Solitamente, quando visitiamo una regione, una città, ci atteniamo a percorsi preconfezionati che qualcuno prima di noi ha battuto.

Nulla di sbagliato, ci mancherebbe, ma limitarsi a questo ci fa perdere il sapore della scoperta, la sensazione mista di eccitazione e curiosità di quando imbocchiamo un sentiero poco battuto.

Ho avuto recentemente l’occasione di fermarmi qualche giorno in Sicilia, più precisamente nella zona del Barocco, dove capitale indiscussa è Ragusa Ibla.

Complice un amico ragusano, mi sono dedicato alla scoperta dei luoghi del vino, sono tante nell’isola le cantine che producono vini d’eccellenza unendo tradizione e innovazione.

Il nostro viaggio parte dalla Valle dell’Acate, territorio dove la coltivazione della vite ha origini antiche. In questo triangolo ideale formato dai paesi di Acate, Comiso e Vittoria, il vino si è sempre prodotto anche se, in passato, veniva perlopiù caricato sulle navi e venduto per tagliare i vini francesi e piemontesi.

La caratteristica peculiare di questa zona riguarda le diverse conformazioni del terreno che si possono incontrare, regalando al vino identità e unicità.

Oggi, grazie al lavoro e alla passione dei produttori locali, quei vini da taglio di un tempo si sono evoluti fino a diventare eccellenze del territorio.

Qui si produce il Cerasuolo di Vittoria, l’unica Docg presente in terra siciliana, il Frappato Doc, vino dai profumi accesi e dal cuore caldo.

Il nostro peregrinare approda in una azienda vitivinicola che maggiormente rappresenta questa terra: siamo in contrada Bidini dove la cantina Valle dell’Acate ci apre le sue porte. Di proprietà della famiglia Jacono da sei generazioni, racchiude due cuori, uno moderno e tecnologico e l’altro antico dove si sente il profumo della tradizione. Gaetana Jacono, l’attuale proprietaria, ha saputo coniugare il passato con il futuro, facendo conoscere i propri vini in tutto il mondo.

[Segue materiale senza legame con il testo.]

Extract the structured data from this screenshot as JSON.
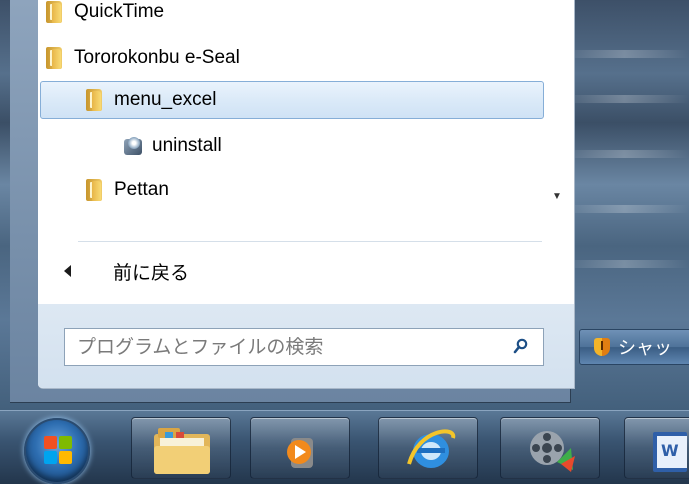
{
  "start_menu": {
    "programs": [
      {
        "label": "QuickTime",
        "level": 0
      },
      {
        "label": "Tororokonbu e-Seal",
        "level": 0
      },
      {
        "label": "menu_excel",
        "level": 1,
        "selected": true
      },
      {
        "label": "uninstall",
        "level": 2
      },
      {
        "label": "Pettan",
        "level": 1
      }
    ],
    "back_label": "前に戻る",
    "search_placeholder": "プログラムとファイルの検索",
    "shutdown_label": "シャッ"
  },
  "taskbar": {
    "items": [
      "start-orb",
      "windows-explorer",
      "media-player",
      "internet-explorer",
      "movie-maker",
      "word"
    ]
  },
  "colors": {
    "selection": "#dbeaf8",
    "selection_border": "#86aed7",
    "search_band": "#d3e1ef"
  }
}
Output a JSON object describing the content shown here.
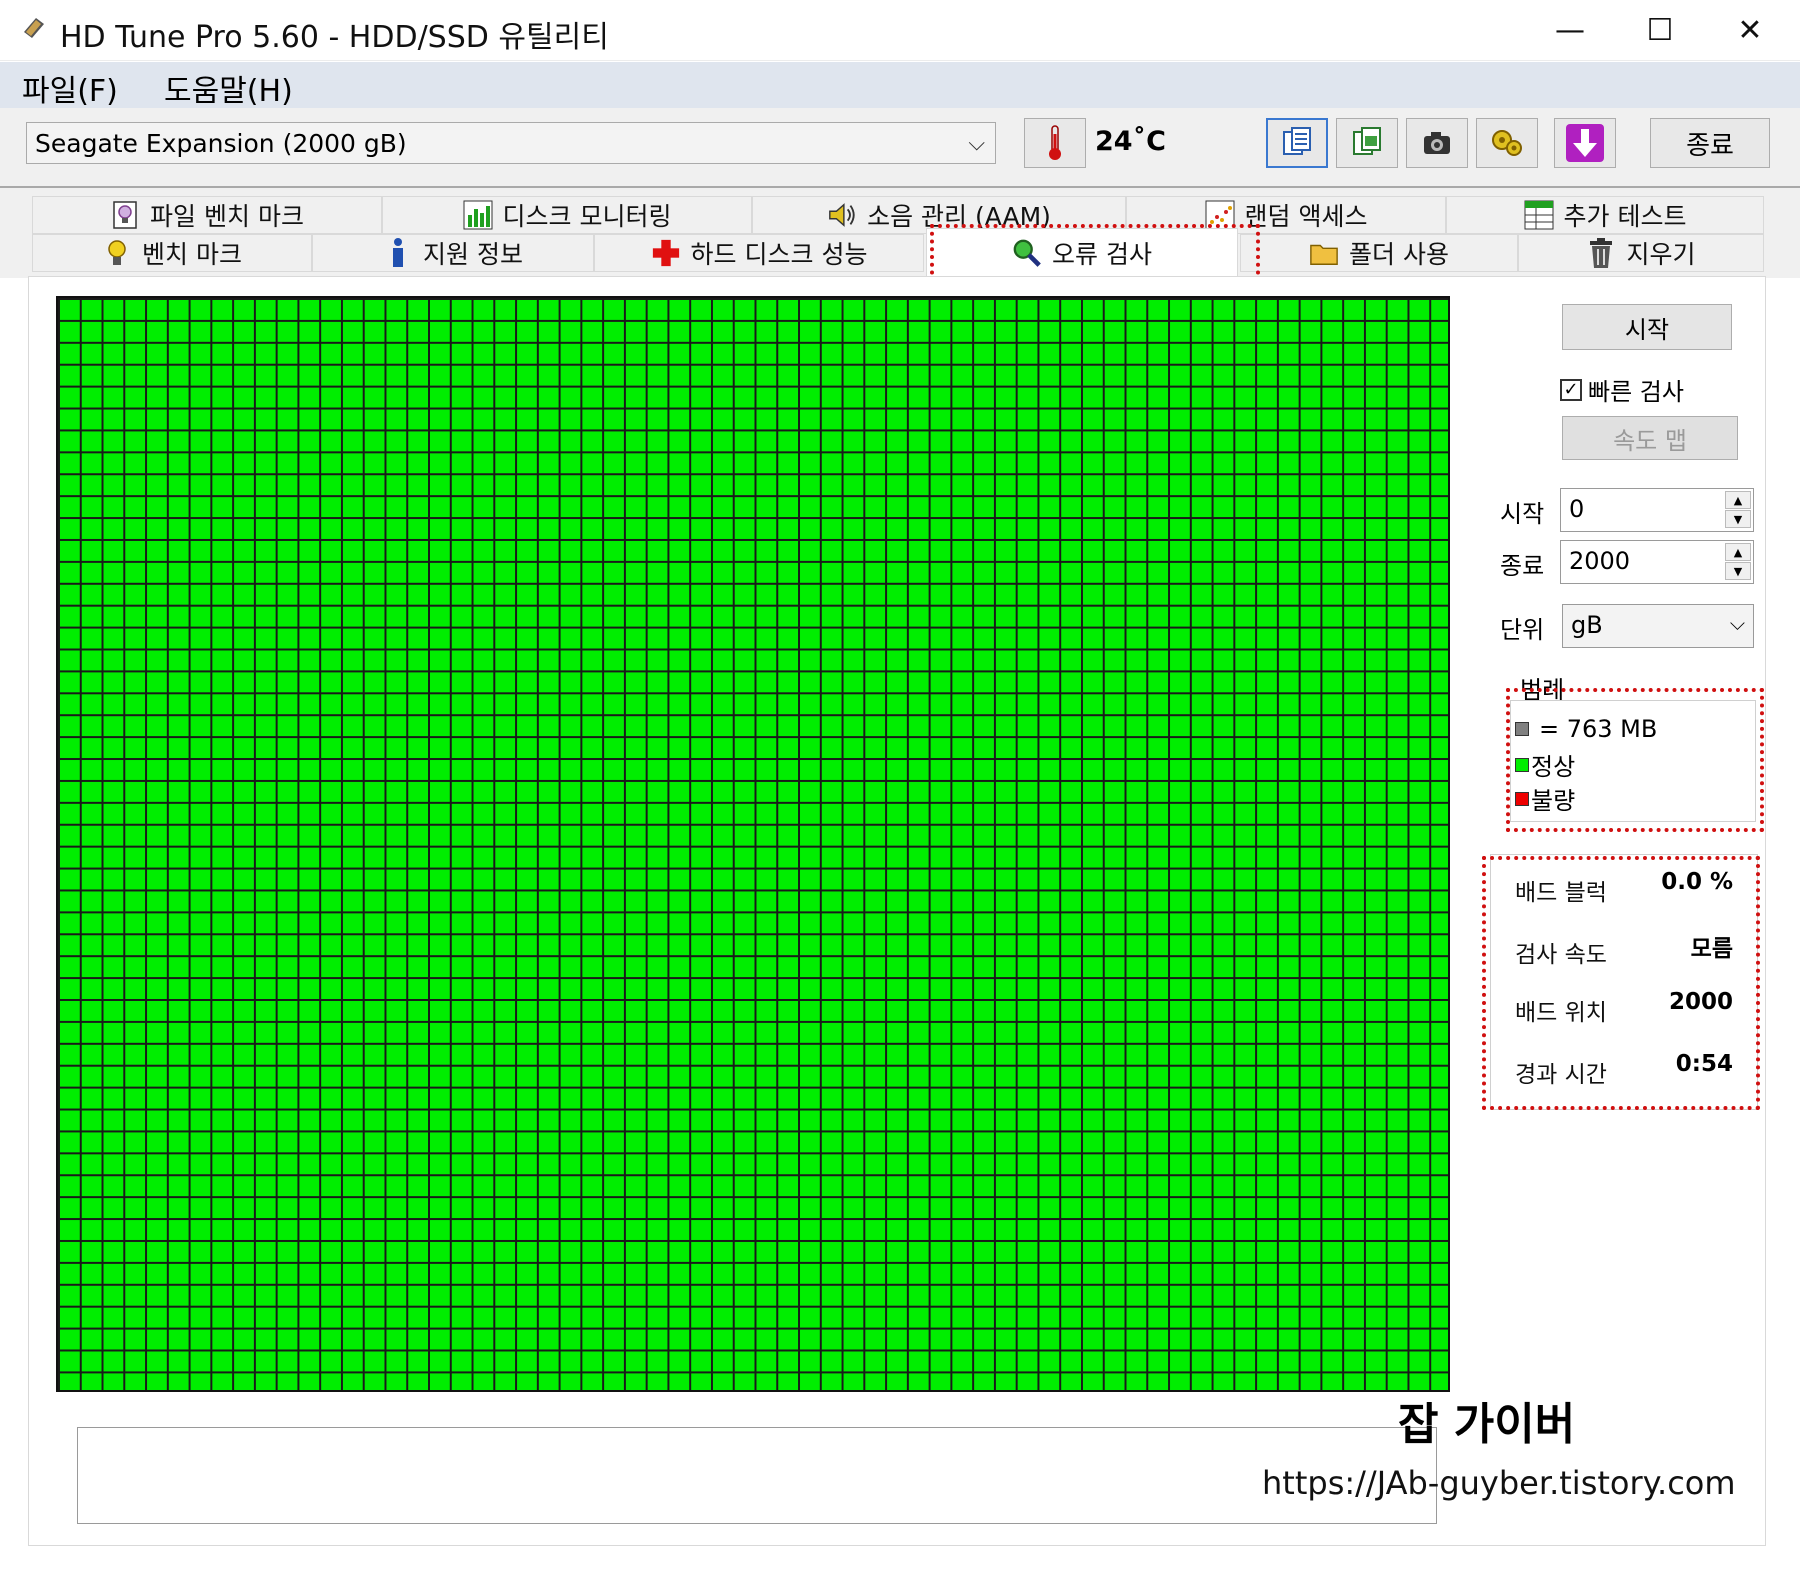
{
  "window": {
    "title": "HD Tune Pro 5.60 - HDD/SSD  유틸리티",
    "minimize": "—",
    "maximize": "☐",
    "close": "✕"
  },
  "menu": [
    "파일(F)",
    "도움말(H)"
  ],
  "toolbar": {
    "drive": "Seagate Expansion (2000 gB)",
    "temperature": "24˚C",
    "exit_label": "종료"
  },
  "tabs_top": [
    {
      "label": "파일 벤치 마크",
      "icon": "lightbulb-icon"
    },
    {
      "label": "디스크 모니터링",
      "icon": "bar-chart-icon"
    },
    {
      "label": "소음 관리 (AAM)",
      "icon": "speaker-icon"
    },
    {
      "label": "랜덤 액세스",
      "icon": "scatter-icon"
    },
    {
      "label": "추가 테스트",
      "icon": "table-icon"
    }
  ],
  "tabs_bottom": [
    {
      "label": "벤치 마크",
      "icon": "lightbulb-icon"
    },
    {
      "label": "지원 정보",
      "icon": "info-icon"
    },
    {
      "label": "하드 디스크 성능",
      "icon": "red-cross-icon"
    },
    {
      "label": "오류 검사",
      "icon": "magnifier-icon",
      "active": true
    },
    {
      "label": "폴더 사용",
      "icon": "folder-icon"
    },
    {
      "label": "지우기",
      "icon": "trash-icon"
    }
  ],
  "scan_grid": {
    "columns": 56,
    "rows": 50,
    "status": "정상",
    "fill_color": "#00ee00"
  },
  "controls": {
    "start_button": "시작",
    "quick_scan_label": "빠른 검사",
    "quick_scan_checked": true,
    "speed_map_button": "속도 맵",
    "start_label": "시작",
    "start_value": "0",
    "end_label": "종료",
    "end_value": "2000",
    "unit_label": "단위",
    "unit_value": "gB"
  },
  "legend": {
    "title": "범례",
    "items": [
      {
        "label": "= 763 MB",
        "color": "#808080"
      },
      {
        "label": "정상",
        "color": "#00ee00"
      },
      {
        "label": "불량",
        "color": "#ee0000"
      }
    ]
  },
  "stats": [
    {
      "label": "배드 블럭",
      "value": "0.0 %"
    },
    {
      "label": "검사 속도",
      "value": "모름"
    },
    {
      "label": "배드 위치",
      "value": "2000"
    },
    {
      "label": "경과 시간",
      "value": "0:54"
    }
  ],
  "watermark": {
    "brand": "잡 가이버",
    "url": "https://JAb-guyber.tistory.com"
  }
}
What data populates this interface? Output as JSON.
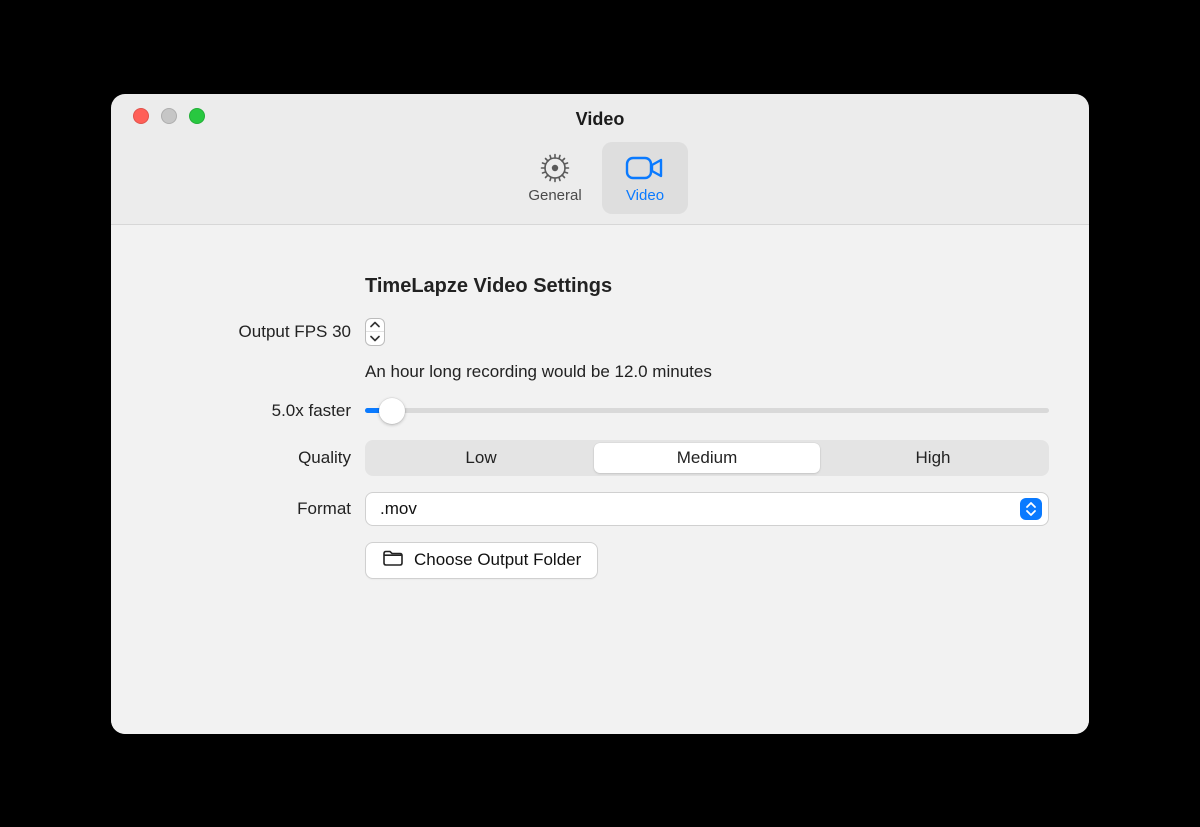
{
  "window_title": "Video",
  "tabs": {
    "general": "General",
    "video": "Video"
  },
  "section_title": "TimeLapze Video Settings",
  "output_fps": {
    "label": "Output FPS 30"
  },
  "duration_hint": "An hour long recording would be 12.0 minutes",
  "speed": {
    "label": "5.0x faster",
    "slider_percent": 4
  },
  "quality": {
    "label": "Quality",
    "options": {
      "low": "Low",
      "medium": "Medium",
      "high": "High"
    },
    "selected": "medium"
  },
  "format": {
    "label": "Format",
    "value": ".mov"
  },
  "output_folder_button": "Choose Output Folder"
}
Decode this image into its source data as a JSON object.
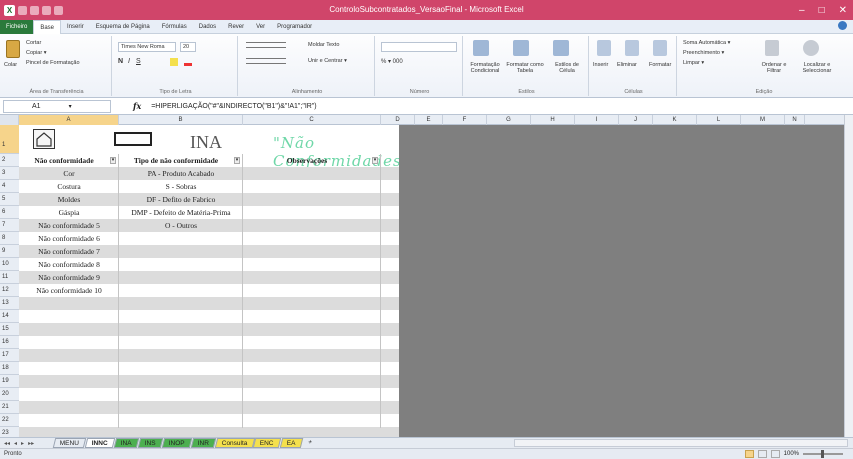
{
  "window": {
    "title_prefix": "ControloSubcontratados_VersaoFinal",
    "title_suffix": " - Microsoft Excel",
    "minimize": "–",
    "maximize": "□",
    "close": "✕"
  },
  "menu": {
    "tabs": [
      "Ficheiro",
      "Base",
      "Inserir",
      "Esquema de Página",
      "Fórmulas",
      "Dados",
      "Rever",
      "Ver",
      "Programador"
    ],
    "active_index": 1
  },
  "ribbon": {
    "clipboard": {
      "paste": "Colar",
      "cut": "Cortar",
      "copy": "Copiar ▾",
      "format_painter": "Pincel de Formatação",
      "label": "Área de Transferência"
    },
    "font": {
      "name": "Times New Roma",
      "size": "20",
      "label": "Tipo de Letra"
    },
    "alignment": {
      "wrap": "Moldar Texto",
      "merge": "Unir e Centrar ▾",
      "label": "Alinhamento"
    },
    "number": {
      "label": "Número"
    },
    "styles": {
      "conditional": "Formatação Condicional",
      "table": "Formatar como Tabela",
      "cell": "Estilos de Célula",
      "label": "Estilos"
    },
    "cells": {
      "insert": "Inserir",
      "delete": "Eliminar",
      "format": "Formatar",
      "label": "Células"
    },
    "editing": {
      "autosum": "Soma Automática ▾",
      "fill": "Preenchimento ▾",
      "clear": "Limpar ▾",
      "sort": "Ordenar e Filtrar",
      "find": "Localizar e Seleccionar",
      "label": "Edição"
    }
  },
  "formula_bar": {
    "name_box": "A1",
    "fx": "fx",
    "formula": "=HIPERLIGAÇÃO(\"#\"&INDIRECTO(\"B1\")&\"!A1\";\"IR\")"
  },
  "columns": [
    "A",
    "B",
    "C",
    "D",
    "E",
    "F",
    "G",
    "H",
    "I",
    "J",
    "K",
    "L",
    "M",
    "N"
  ],
  "rows": [
    "1",
    "2",
    "3",
    "4",
    "5",
    "6",
    "7",
    "8",
    "9",
    "10",
    "11",
    "12",
    "13",
    "14",
    "15",
    "16",
    "17",
    "18",
    "19",
    "20",
    "21",
    "22",
    "23"
  ],
  "sheet": {
    "title_code": "INA",
    "title_text": "\"Não Conformidades\"",
    "headers": [
      "Não conformidade",
      "Tipo de não conformidade",
      "Observações"
    ],
    "col_a": [
      "Cor",
      "Costura",
      "Moldes",
      "Gáspia",
      "Não conformidade 5",
      "Não conformidade 6",
      "Não conformidade 7",
      "Não conformidade 8",
      "Não conformidade 9",
      "Não conformidade 10"
    ],
    "col_b": [
      "PA - Produto Acabado",
      "S - Sobras",
      "DF - Defito de Fabrico",
      "DMP - Defeito de Matéria-Prima",
      "O - Outros"
    ]
  },
  "sheet_tabs": [
    {
      "label": "MENU",
      "color": "#e6ebf2",
      "active": false
    },
    {
      "label": "INNC",
      "color": "#ffffff",
      "active": true
    },
    {
      "label": "INA",
      "color": "#4caf50",
      "active": false
    },
    {
      "label": "INS",
      "color": "#4caf50",
      "active": false
    },
    {
      "label": "INOP",
      "color": "#4caf50",
      "active": false
    },
    {
      "label": "INR",
      "color": "#4caf50",
      "active": false
    },
    {
      "label": "Consulta",
      "color": "#f4e04d",
      "active": false
    },
    {
      "label": "ENC",
      "color": "#f4e04d",
      "active": false
    },
    {
      "label": "EA",
      "color": "#f4e04d",
      "active": false
    }
  ],
  "status": {
    "mode": "Pronto",
    "zoom": "100%"
  }
}
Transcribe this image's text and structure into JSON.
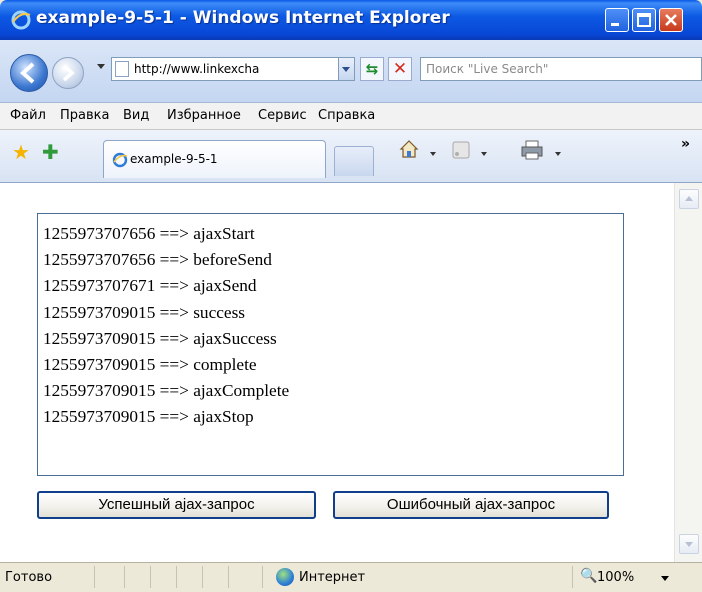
{
  "window": {
    "title": "example-9-5-1 - Windows Internet Explorer"
  },
  "address_bar": {
    "url": "http://www.linkexcha",
    "search_placeholder": "Поиск \"Live Search\""
  },
  "menu": {
    "items": [
      "Файл",
      "Правка",
      "Вид",
      "Избранное",
      "Сервис",
      "Справка"
    ]
  },
  "tab": {
    "label": "example-9-5-1"
  },
  "toolbar": {
    "overflow_label": "»"
  },
  "log": {
    "lines": [
      "1255973707656 ==> ajaxStart",
      "1255973707656 ==> beforeSend",
      "1255973707671 ==> ajaxSend",
      "1255973709015 ==> success",
      "1255973709015 ==> ajaxSuccess",
      "1255973709015 ==> complete",
      "1255973709015 ==> ajaxComplete",
      "1255973709015 ==> ajaxStop"
    ]
  },
  "buttons": {
    "success_label": "Успешный ajax-запрос",
    "error_label": "Ошибочный ajax-запрос"
  },
  "status": {
    "text": "Готово",
    "zone": "Интернет",
    "zoom": "100%"
  },
  "colors": {
    "titlebar": "#0d5ae4",
    "button_border": "#0f3f8a",
    "log_border": "#4a6d96"
  },
  "icons": [
    "ie-logo-icon",
    "minimize-icon",
    "maximize-icon",
    "close-icon",
    "back-icon",
    "forward-icon",
    "refresh-icon",
    "stop-icon",
    "favorites-star-icon",
    "add-favorites-icon",
    "page-icon",
    "home-icon",
    "feeds-icon",
    "print-icon",
    "globe-icon",
    "zoom-icon"
  ]
}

Ci accoglie il sommelier Giovanni Carbone che ci guida con entusiasmo nella degustazione e nella visita alla cantina. I vini sono pieni di sentori di frutta, nel Frappato il lampone è così presente che sembra di berne il succo. Ma il sole siciliano li rende anche forti e strutturati, dopo i primi assaggi la passeggiata in cantina si rivela allegra e poco formale.

Protagonista indiscusso è il vecchio “palmento” che, insieme alla “ispensa” (cantina), rievoca il tempo in cui fare il vino era un’arte, quando la fatica dei lavori manuali erano scanditi dai canti dei “pistaturi” (pestatori) che, con piccoli passi ritmati e le mani dietro la schiena, effettuavano un girotondo cantando canzoni popolari tipiche della vendemmia.

L’uso del palmento si perde nella notte dei tempi, i più antichi, scavati direttamente nella roccia, risalgono all’epoca romana e bizantina. Il palmento, in questa regione, ebbe così un’importanza oltre che economica, sociale e politica. Il paesaggio agrario era contraddistinto da centinaia di case-cantina di differenti tipologie architettoniche, riconoscibili in quanto caratterizzate da un piano affacciato su una terrazza che, grazie ad archi in pietra, riparava i locali cantina.

Il palmento di Valle dell’Acate risale ai primi del ‘900, la sala è immensa, i soffitti, in canna e gesso come da tradizione, sono altissimi. Qui si trovano le grandi vasche che accoglievano il mosto appena “pestato”. Il procedimento prevedeva l’ausilio insostituibile della forza di gravità, una fitta rete di canali scavati nel pavimento, infatti, permetteva il travaso del vino nelle varie vasche e infine direttamente nelle grandi botti che si trovano nella cantina vera e propria, ad un livello più basso del palmento.

Una sensazione forte, ben definita, che mi accompagna per tutto il tempo, viene dal tenace attaccamento che questa terra ha verso le proprie radici. Il passato non è dimenticato, messo da parte, diventa invece fondamenta solida, dove tutto si costruisce. L’eredità storica è accudita e valorizzata, i vecchi mestieri riportati alla luce e virati in un’ottica moderna, la memoria fa da volano all’innovazione.

Non posso fare a meno di elogiare questa attitudine tutta siciliana, attitudine che affascina e rende il girovagare per questi luoghi foriero di sorprese e di meraviglia.